The folksy Son of the Soil pictured above is Sam Douglass, senator-elect from the Orleans district. Or, as I find myself thinking of him, Senator Scofflaw. Because while he claims to be a “fierce advocate,” he was shockingly blasé about his legal obligations to report campaign finances accurately and promptly. Makes you wonder about his fierceness, not to mention his devotion to fiscal responsibility.

Because his campaign finance filings are the opposite of “responsibility,” and include numerous violations of state law. Fortunately for him, the penalties are laughably small and rarely enforced.
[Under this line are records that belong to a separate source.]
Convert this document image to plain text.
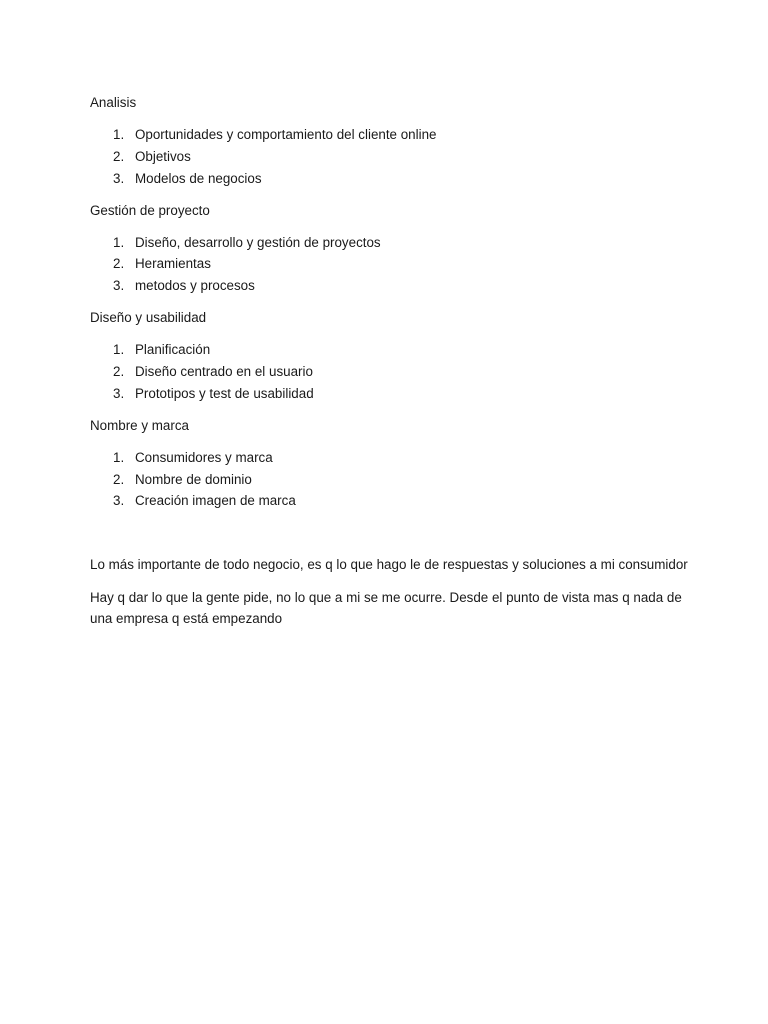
Analisis

1. Oportunidades y comportamiento del cliente online
2. Objetivos
3. Modelos de negocios

Gestión de proyecto

1. Diseño, desarrollo y gestión de proyectos
2. Heramientas
3. metodos y procesos

Diseño y usabilidad

1. Planificación
2. Diseño centrado en el usuario
3. Prototipos y test de usabilidad

Nombre y marca

1. Consumidores y marca
2. Nombre de dominio
3. Creación imagen de marca

Lo más importante de todo negocio, es q lo que hago le de respuestas y soluciones a mi consumidor

Hay q dar lo que la gente pide, no lo que a mi se me ocurre. Desde el punto de vista mas q nada de una empresa q está empezando
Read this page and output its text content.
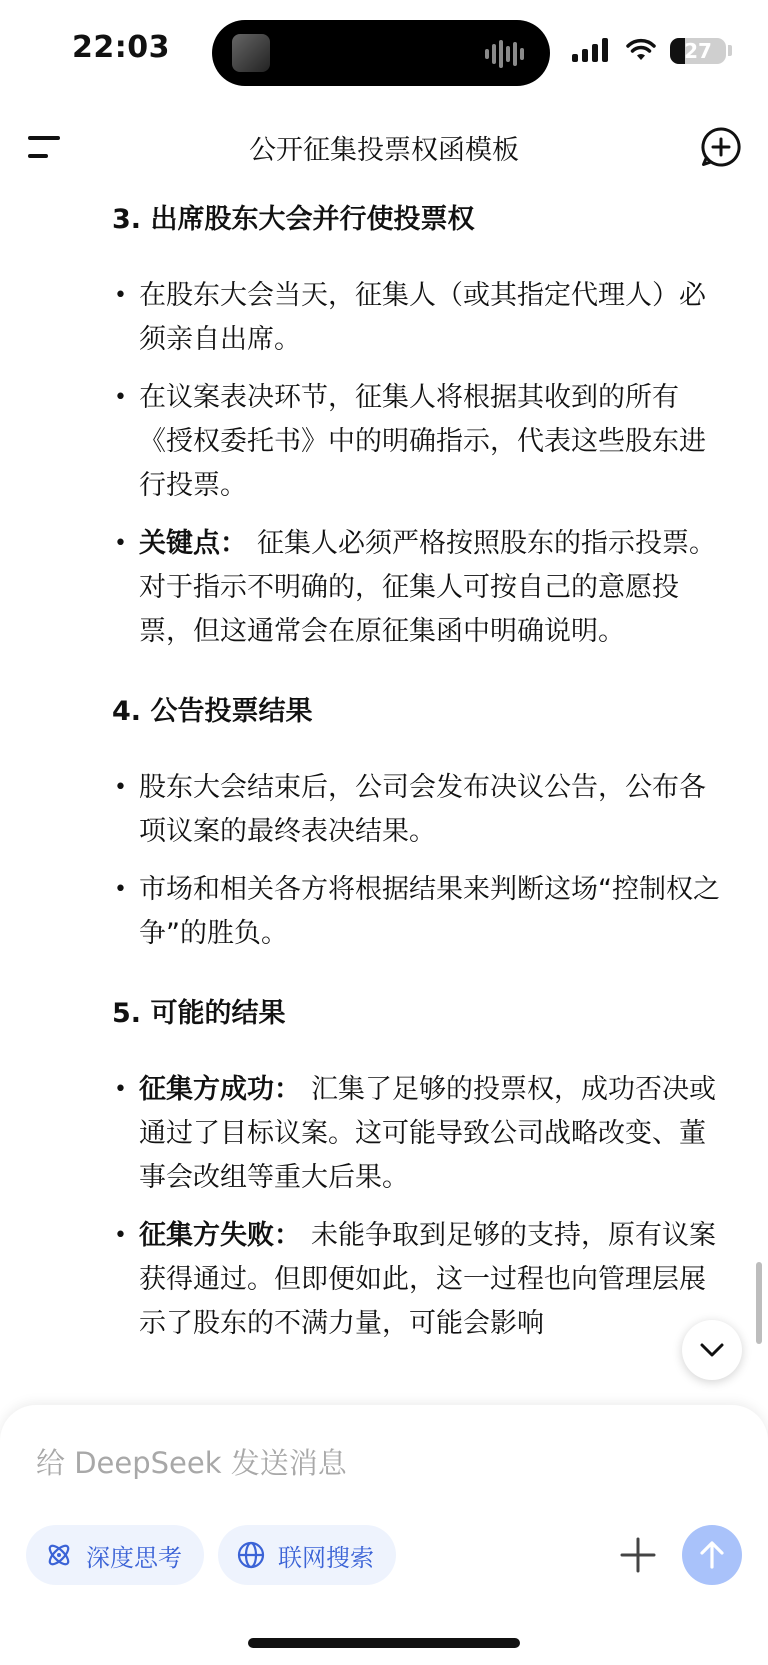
22:03	27
公开征集投票权函模板
3. 出席股东大会并行使投票权
• 在股东大会当天，征集人（或其指定代理人）必须亲自出席。
• 在议案表决环节，征集人将根据其收到的所有《授权委托书》中的明确指示，代表这些股东进行投票。
• 关键点： 征集人必须严格按照股东的指示投票。对于指示不明确的，征集人可按自己的意愿投票，但这通常会在原征集函中明确说明。
4. 公告投票结果
• 股东大会结束后，公司会发布决议公告，公布各项议案的最终表决结果。
• 市场和相关各方将根据结果来判断这场“控制权之争”的胜负。
5. 可能的结果
• 征集方成功： 汇集了足够的投票权，成功否决或通过了目标议案。这可能导致公司战略改变、董事会改组等重大后果。
• 征集方失败： 未能争取到足够的支持，原有议案获得通过。但即便如此，这一过程也向管理层展示了股东的不满力量，可能会影响
给 DeepSeek 发送消息
深度思考	联网搜索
Otherwise he’d be in a heap of trouble. As it is, maybe some Concerned Citizen will see fit to file a complaint with the Attorney General’s Office, for all the good that will do.

Let’s start with the fact that Douglass has yet to file his Final Report, which was due on December 15. And there’s a real need for a final accounting, because his most recent report leaves many questions unanswered.

His post-election filing, submitted on November 19, shows a serious imbalance between income and outgo — and not in the way you’d expect. The Douglass campaign has reported raising nearly $41,000 and spending only $27,460. Did he really leave one-third of his bankroll on the table in a race against Democratic Rep. Katherine Sims, who raised more than $76,000? Or has he failed to fully report his expenditures?

Vermont’s campaign finance law and the Secretary of State’s reporting system can be a challenge, but when you run for public office you are obliged to follow the rules. Besides, Senator Douglass is going to be responsible for writing the laws. Shouldn’t he be capable of obeying them?